Падать в образовавшуюся дымную дыру, полную мерцающих зеленых огней, не хотелось. Я цеплялся за стену, пытаясь удержаться на карнизе, который становился все тоньше. Кусок пола откалывался кусок за куском и, кувыркаясь, рушился в дымно-зеленую бездну. Я вжимался в камень, словно надеясь с ним срастись.

— Потолок! — крикнул мне отец. И-чу отходили — взбесившийся пол гнал их все дальше. — Лезь наверх!

Потолок… Я же не человек-муха. Вытянув руки, я ухватился за едва заметный карниз, идущий по стене на высоте сажени. Здорово! Если под ногами останется хотя бы узенький уступчик, можно дождаться помощи. По стене заструились тоненькие трещины, под ногами крошилась известка, ссыпаясь вниз. Не слишком быстро — так, чтобы я успел испытать смертельный ужас. Сколько времени в моем распоряжении? Минута? Две?

Я с надеждой глянул на потолок. Можно ли взобраться? Чего там только не было: люстры с разбитыми плафонами, крюки и цепи, свисающие жгуты проводов, какие-то веревки и канаты, вековая паутина. Все это было покрыто толстым слоем пыли.

Выбора нет. Я измерил глазами каждый вершок траектории моего предстоящего забега-запрыга, тщательно укладывая в памяти каждый изгиб стены, выступ и впадинку, каждый крюк потолка, хотя в любое мгновение я мог полететь в бездну.

Пора!

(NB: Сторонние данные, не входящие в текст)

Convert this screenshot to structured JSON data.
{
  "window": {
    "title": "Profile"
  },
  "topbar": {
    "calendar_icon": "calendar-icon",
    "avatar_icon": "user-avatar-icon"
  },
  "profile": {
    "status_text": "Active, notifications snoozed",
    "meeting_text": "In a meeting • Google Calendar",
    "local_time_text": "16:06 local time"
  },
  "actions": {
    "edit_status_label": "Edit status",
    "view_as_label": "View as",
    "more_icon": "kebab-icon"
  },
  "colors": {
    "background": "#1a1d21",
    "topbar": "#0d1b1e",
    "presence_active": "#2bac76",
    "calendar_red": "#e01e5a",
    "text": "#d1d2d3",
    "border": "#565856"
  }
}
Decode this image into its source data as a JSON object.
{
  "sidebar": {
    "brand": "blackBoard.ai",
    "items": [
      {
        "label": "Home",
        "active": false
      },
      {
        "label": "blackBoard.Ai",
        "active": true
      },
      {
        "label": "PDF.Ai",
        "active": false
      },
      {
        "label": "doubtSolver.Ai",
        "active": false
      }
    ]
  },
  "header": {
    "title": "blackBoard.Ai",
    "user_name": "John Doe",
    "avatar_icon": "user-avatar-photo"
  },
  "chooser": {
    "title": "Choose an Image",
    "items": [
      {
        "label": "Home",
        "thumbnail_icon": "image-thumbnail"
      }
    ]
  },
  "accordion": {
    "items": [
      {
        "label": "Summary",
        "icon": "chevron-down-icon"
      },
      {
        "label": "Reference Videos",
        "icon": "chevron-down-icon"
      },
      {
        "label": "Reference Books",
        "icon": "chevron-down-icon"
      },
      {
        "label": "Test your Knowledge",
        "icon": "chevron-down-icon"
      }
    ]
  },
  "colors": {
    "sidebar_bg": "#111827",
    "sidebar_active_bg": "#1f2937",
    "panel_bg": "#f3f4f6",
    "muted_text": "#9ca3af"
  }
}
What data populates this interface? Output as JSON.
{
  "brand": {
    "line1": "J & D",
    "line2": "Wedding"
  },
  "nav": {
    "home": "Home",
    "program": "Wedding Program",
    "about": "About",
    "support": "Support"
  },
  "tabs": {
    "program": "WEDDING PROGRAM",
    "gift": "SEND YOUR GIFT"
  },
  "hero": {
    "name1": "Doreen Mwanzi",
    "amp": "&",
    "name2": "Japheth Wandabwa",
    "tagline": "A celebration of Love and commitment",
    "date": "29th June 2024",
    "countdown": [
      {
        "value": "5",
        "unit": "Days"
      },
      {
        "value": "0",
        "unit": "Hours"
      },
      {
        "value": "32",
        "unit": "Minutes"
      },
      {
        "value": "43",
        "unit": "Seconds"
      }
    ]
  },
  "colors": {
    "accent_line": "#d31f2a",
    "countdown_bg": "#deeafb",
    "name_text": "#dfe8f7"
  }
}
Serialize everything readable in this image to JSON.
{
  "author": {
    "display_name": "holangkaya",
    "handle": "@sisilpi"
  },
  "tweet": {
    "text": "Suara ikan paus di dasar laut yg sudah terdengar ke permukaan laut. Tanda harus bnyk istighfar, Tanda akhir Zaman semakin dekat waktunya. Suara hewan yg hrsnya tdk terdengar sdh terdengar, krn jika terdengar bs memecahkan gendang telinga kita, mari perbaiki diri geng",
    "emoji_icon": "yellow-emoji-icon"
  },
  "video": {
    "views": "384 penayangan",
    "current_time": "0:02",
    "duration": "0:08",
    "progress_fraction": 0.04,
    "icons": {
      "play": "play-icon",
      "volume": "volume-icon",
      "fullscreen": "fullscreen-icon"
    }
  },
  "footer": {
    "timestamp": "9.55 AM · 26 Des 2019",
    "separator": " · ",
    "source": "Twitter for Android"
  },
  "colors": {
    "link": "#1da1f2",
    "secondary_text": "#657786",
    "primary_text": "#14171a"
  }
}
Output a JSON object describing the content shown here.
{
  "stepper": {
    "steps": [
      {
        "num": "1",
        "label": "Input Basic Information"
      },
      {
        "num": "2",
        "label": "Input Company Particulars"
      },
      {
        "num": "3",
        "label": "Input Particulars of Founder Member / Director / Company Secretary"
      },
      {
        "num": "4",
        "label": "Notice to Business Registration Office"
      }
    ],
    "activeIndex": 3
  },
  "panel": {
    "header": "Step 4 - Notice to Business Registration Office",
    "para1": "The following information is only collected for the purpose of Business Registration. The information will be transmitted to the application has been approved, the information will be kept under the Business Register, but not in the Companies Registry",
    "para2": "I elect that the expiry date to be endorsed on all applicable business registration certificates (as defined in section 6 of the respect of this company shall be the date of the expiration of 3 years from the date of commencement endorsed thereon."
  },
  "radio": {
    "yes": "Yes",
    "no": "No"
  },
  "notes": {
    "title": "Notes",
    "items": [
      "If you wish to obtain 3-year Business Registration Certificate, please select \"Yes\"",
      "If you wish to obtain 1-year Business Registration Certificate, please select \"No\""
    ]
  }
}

Держась за верхний карнизик, я оттолкнулся что есть сил от уступчика и побежал по стене, быстро-быстро перебирая руками и ногами. Подо мной оторвался кусок штукатурки и ухнул к разгорающимся зеленым огням. Я бежал вверх по стене, а закон всемирного тяготения равнодушно взирал на мою акробатику. Скорость моя была достаточно велика, и, падая вниз под действием силы тяжести на локоть, я успевал за это время пробежать два, выиграв очередной отрезок стены.

Остановился я, ощутив, что обеими руками прочно за что-то держусь. Это были пыльные крепления бронзовой люстры с побитыми плафонами. Сердце мое стучало, как отбойный молоток, и, казалось, вот-вот выскочит из груди.

Почему я тогда двинулся вперед — на верную смерть, а не назад — к своим? До сих пор не пойму. Идиотская гордость, желание отличиться, бешеная жажда мести? Все это вроде бы не про меня. Я не выбирал направление, оно определилось как бы само собой. Меня вела моя планида.

Двигаться по потолку, цепляясь за его многочисленные висюльки, было делом техники — акробатика входит в обязательные дисциплины и начальной, и средней школы и-чу. К тому же я имел первый разряд по скалолазанию и моток альпинистского троса в кармане.

Продвигаясь вперед над огнедышащим провалом пола, я не смотрел вниз, и мне не было страшно. Я знал, что не сорвусь, если только меня не попытаются сбросить. Я уже преодолел полсотни саженей — особняк как будто разрастался, люстр, крюков и цепей становилось все больше. Однако я двигался быстрее, чем удлинялся коридор, и скоро, очень скоро опять смогу почувствовать под ногами твердую почву. Правда, там горгоноид — но что мне мешает проскочить дальше? Внезапно я услышал: кто-то движется мне навстречу. Проклятие!..

Я оседлал мощную бронзовую люстру, на всякий случай привязался к ее крюку и стал ждать. Этот кто-то пыхтел паровозом, стонал, создавая впечатление полной беспомощности, но я был уверен, что все — игра, попытка задурить мне мозги. На самом деле он был опасен. Смертельно опасен.